A new Louisiana law will make it illegal to stand within 25 feet of a police officer while they are “engaged in law enforcement duties” and after the officer has ordered the person to stay back. Flanked by law enforcement officials, Gov. Jeff Landry signed the legislation into law on May 28.

“This is part of our continued pledge to address public safety in the state,” he said. 

Rep. Bryan Fontenot, a former police officer who authored the bill, says the law will help protect officer‘s safety.”

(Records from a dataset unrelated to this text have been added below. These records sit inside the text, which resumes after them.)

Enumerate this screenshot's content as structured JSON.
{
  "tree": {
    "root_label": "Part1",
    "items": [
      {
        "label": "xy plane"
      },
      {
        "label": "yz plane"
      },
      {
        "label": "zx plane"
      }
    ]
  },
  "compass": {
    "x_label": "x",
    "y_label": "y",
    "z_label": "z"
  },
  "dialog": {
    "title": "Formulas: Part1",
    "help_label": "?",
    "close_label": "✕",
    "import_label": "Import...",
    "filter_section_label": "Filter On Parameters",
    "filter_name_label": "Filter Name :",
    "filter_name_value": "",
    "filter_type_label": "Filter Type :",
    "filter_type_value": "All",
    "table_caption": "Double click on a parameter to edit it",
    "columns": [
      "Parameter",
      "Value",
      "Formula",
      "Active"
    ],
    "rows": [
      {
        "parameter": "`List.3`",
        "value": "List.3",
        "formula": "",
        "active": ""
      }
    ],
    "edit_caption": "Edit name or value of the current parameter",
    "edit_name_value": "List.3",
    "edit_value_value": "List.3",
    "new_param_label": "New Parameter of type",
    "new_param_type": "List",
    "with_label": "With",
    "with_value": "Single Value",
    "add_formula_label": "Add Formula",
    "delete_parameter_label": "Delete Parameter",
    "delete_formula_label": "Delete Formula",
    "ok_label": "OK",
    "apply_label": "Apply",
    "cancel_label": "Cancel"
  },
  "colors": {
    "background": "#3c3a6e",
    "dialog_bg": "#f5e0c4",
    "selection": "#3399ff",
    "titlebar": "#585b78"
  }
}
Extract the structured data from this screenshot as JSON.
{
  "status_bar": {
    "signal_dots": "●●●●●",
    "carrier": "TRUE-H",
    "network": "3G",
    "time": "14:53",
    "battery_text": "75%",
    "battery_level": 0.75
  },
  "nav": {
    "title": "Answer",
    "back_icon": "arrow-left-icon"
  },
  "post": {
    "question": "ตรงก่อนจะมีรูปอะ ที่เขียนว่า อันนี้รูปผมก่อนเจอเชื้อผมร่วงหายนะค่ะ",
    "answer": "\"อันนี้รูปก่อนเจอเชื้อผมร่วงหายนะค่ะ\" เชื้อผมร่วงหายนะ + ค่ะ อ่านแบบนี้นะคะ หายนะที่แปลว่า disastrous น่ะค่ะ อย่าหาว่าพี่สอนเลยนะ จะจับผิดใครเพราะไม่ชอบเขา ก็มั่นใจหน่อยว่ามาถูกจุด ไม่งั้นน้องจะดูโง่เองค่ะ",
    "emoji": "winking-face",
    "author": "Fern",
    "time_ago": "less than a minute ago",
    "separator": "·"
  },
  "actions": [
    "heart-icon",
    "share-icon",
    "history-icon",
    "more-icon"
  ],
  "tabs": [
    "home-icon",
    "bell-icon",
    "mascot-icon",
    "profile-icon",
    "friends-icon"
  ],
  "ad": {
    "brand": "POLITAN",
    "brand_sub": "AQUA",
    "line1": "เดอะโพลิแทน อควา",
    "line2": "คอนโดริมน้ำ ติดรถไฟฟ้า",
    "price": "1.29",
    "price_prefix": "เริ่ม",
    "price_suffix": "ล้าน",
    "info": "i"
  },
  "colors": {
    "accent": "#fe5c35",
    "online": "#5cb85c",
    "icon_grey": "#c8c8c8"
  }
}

“I think you see across America that violence on police officers continues to rise, and there was a delicate balance of finding a safe distance for police officers to be able to do their job, both for them and the person they are affecting an arrest on, he told Fox 8 New Orleans.

Former Democratic Gov. John Bel Edwards vetoed a similar bill last year. The former governor said the law would interfere with citizens’ First Amendment rights.

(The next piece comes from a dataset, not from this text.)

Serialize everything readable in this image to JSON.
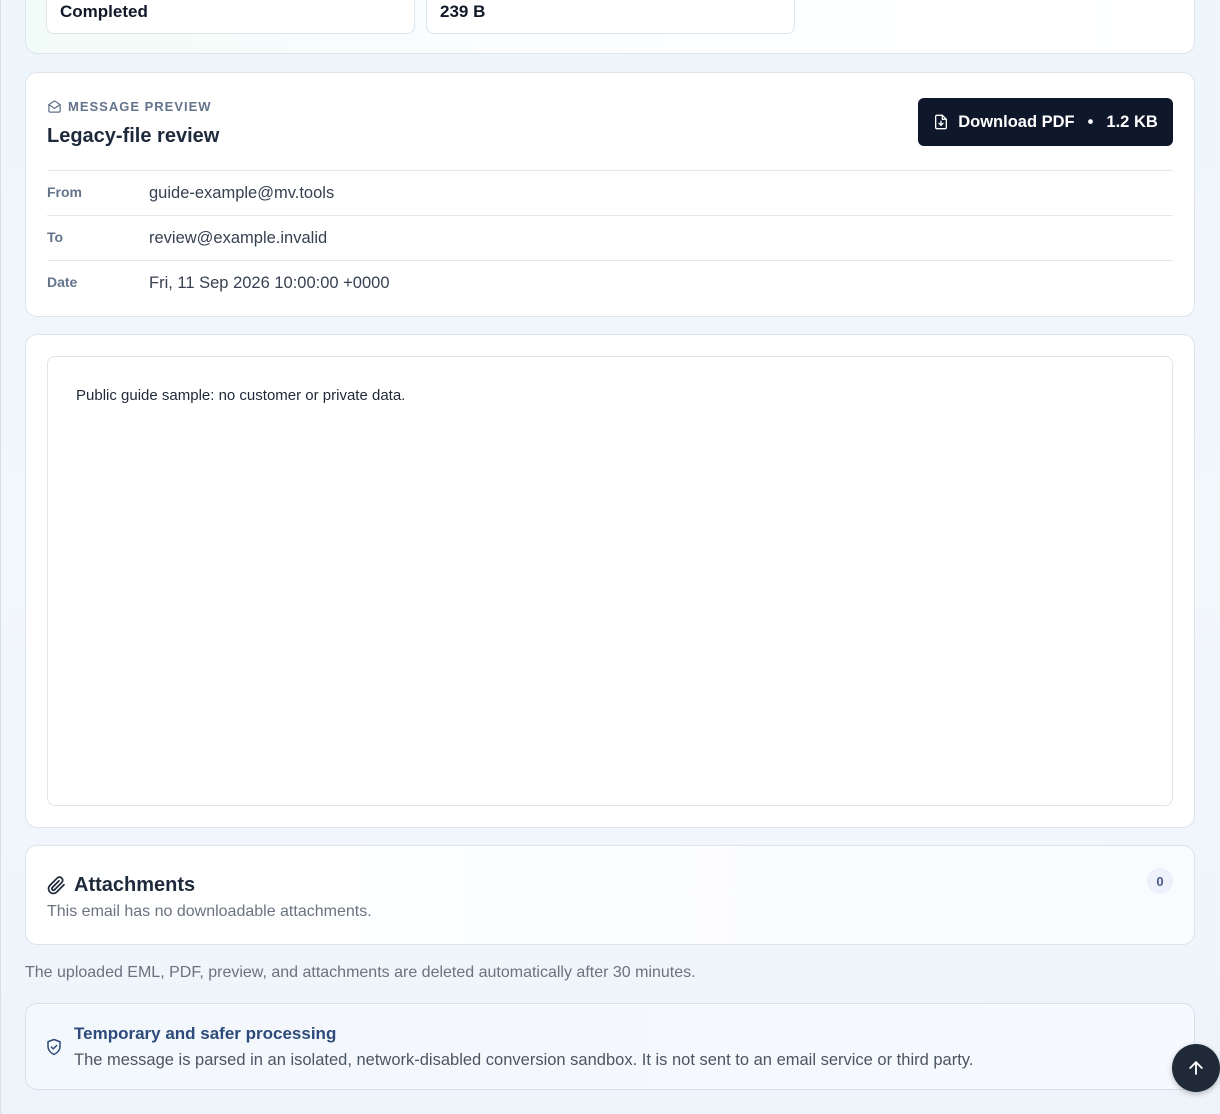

“Each of us has a constitutional right to freely observe public servants as they function in public and within the course and scope of their official duties,” Edwards said last year.

Local lawmakers opposing the bill agree with Edwards’ concerns that the bill could impede witnesses’ ability to observe police activities.

Alanah Odoms, executive director of the ACLU of Louisiana, issued a statement  on Tuesday condemning the new legislation.

“The twenty-five-foot buffer legislation fundamentally seeks to curtail Louisianians’ ability to hold police accountable for violence and misconduct. If law enforcement officers were operating in a manner that safeguarded the well-being and constitutional rights of the public, there should be no objection to being observed. Moreover, HB 173 is impractical to enforce consistently and will exacerbate tensions in any situation involving law enforcement. We denounce the passage and signing of this legislation and urge our communities to stay vigilant and safe in response to these developments.”

Anyone who is convicted of “knowingly or intentionally” approaching a police officer after being ordered to “stop approaching or retreat” will face up to a $500 fine, up to 60 days in jail, or both. The law goes into effect on Aug. 1.